Elliott Eki, public affairs director for AAA Oregon, said he heard from a recreational vehicle owner who canceled a trip to the Grand Canyon because of escalating fuel prices. He predicted, however, that families will skimp on hotels and restaurants rather than skip trips.

"If you have kids, you don't want to disappoint them," he said. "There are going to be some tough choices people will have to make."

Hybrid vehicles conserve fuel, but getting one can seem as frustrating as standing in line for bread in the old Soviet Union. Mansour Gdarah, fleet manager for Ron Tonkin Toyota, said the Toyota Prius, which runs on a combination of gas and electricity, takes at least three months to arrive. His waiting list, he said, has grown to 75. He's even received calls from Californians.

Although TriMet officials said they haven't noticed a pronounced spike in ridership, the operations manager for South Metro Area Rapid Transit, the free bus service in Wilsonville, expects increases if the price of gasoline moves much past $2 a gallon.
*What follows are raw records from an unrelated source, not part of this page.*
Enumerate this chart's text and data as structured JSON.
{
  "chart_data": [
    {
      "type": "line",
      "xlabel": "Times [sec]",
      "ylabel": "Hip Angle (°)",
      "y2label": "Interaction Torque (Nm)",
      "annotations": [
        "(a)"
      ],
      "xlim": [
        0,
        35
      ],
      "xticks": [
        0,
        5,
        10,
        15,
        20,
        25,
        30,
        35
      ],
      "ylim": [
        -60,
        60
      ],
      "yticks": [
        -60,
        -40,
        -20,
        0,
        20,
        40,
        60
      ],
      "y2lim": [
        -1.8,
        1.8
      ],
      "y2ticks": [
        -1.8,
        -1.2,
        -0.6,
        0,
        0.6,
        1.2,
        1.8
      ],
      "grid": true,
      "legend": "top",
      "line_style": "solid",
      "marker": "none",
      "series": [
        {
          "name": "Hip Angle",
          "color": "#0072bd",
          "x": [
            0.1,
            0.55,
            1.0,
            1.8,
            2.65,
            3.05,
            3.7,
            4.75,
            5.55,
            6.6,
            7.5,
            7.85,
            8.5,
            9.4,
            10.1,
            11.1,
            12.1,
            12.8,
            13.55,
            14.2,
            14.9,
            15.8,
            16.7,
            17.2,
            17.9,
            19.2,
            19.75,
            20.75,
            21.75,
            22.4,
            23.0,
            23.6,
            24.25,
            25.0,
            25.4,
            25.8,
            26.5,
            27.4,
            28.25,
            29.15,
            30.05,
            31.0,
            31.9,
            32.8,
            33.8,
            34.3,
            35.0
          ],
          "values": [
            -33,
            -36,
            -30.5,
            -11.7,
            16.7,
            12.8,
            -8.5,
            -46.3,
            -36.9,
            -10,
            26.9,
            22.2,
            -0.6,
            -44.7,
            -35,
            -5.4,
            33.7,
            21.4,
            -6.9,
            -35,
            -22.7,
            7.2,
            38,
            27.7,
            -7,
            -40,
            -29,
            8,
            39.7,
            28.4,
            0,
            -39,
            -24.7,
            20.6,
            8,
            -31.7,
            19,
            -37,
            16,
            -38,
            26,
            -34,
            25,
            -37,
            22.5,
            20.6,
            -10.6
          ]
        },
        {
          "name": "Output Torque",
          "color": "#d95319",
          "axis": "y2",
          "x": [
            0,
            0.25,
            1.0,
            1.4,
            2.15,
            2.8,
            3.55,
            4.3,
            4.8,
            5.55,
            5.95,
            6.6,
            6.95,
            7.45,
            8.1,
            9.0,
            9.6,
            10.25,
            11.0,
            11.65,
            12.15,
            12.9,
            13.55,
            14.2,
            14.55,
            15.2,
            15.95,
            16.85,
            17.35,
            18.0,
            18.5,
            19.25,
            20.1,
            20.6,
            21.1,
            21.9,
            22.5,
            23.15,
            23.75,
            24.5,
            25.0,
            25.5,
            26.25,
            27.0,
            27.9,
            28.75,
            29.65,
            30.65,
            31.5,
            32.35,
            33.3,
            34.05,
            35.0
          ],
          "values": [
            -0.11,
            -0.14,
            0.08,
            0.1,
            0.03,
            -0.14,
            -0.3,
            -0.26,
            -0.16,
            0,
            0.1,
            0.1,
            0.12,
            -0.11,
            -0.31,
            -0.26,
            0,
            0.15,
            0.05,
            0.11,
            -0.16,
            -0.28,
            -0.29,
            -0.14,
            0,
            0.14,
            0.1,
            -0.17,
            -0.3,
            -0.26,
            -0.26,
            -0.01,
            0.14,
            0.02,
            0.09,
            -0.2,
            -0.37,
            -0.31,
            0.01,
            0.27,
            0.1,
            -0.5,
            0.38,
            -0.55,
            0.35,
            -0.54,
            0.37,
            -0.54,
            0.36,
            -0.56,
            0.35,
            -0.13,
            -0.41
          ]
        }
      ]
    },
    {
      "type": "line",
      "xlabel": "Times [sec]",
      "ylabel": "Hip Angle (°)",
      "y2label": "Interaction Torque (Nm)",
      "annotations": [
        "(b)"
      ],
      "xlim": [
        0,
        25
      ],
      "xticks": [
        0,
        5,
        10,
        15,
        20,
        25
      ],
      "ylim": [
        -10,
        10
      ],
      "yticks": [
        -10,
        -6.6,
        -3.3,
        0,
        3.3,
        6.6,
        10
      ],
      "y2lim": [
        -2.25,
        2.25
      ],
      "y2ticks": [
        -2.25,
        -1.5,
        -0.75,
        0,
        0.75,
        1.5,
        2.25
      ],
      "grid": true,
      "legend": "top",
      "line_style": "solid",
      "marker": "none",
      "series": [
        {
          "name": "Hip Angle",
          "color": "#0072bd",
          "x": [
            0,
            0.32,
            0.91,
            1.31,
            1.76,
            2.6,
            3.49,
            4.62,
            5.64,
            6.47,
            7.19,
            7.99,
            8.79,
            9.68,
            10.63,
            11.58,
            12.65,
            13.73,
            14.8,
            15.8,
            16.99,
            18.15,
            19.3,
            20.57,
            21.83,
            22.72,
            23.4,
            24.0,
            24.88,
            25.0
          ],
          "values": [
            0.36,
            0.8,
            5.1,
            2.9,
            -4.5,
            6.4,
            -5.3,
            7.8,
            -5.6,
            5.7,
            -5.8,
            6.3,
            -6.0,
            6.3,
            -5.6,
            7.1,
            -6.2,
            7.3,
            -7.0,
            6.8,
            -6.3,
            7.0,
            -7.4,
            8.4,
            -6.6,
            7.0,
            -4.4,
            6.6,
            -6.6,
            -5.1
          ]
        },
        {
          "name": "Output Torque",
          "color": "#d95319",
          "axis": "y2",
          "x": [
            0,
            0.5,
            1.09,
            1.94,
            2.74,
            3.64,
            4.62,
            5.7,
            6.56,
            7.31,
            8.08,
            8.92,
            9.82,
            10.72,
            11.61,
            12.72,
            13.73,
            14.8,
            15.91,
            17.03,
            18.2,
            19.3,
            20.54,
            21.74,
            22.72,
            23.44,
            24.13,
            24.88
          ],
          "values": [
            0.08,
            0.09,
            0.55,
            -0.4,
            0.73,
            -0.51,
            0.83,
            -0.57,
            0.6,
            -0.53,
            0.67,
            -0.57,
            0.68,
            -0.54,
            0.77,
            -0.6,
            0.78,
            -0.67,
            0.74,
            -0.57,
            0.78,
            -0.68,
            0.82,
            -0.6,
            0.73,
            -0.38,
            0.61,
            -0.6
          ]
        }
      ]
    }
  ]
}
That mark, Steve Allen said, is the psychological barrier drivers must cross before they contemplate chucking their cars for buses or car pools. Allen said he's downgraded from premium gasoline to midgrade and will consider filling his Subaru Outback with regular gasoline if the price continues to climb.

One of the easiest ways to cut down on drive time is to consolidate errands. A 1994-95 Metro survey of 5,000 households in Multnomah, Clackamas, Washington and Clark counties, the most recent available, showed that in a single nonwork trip from home and back, drivers made an average of 3.2 stops. The average distance of those trips was 4.4 miles.

Short of that, there's biking, walking and telecommuting. Or skateboarding, which in Portland is a legal way to commute.

"What you need," said Eki, the AAA spokesman, "is a skateboard with a sail on it, and let the wind blow you down the street."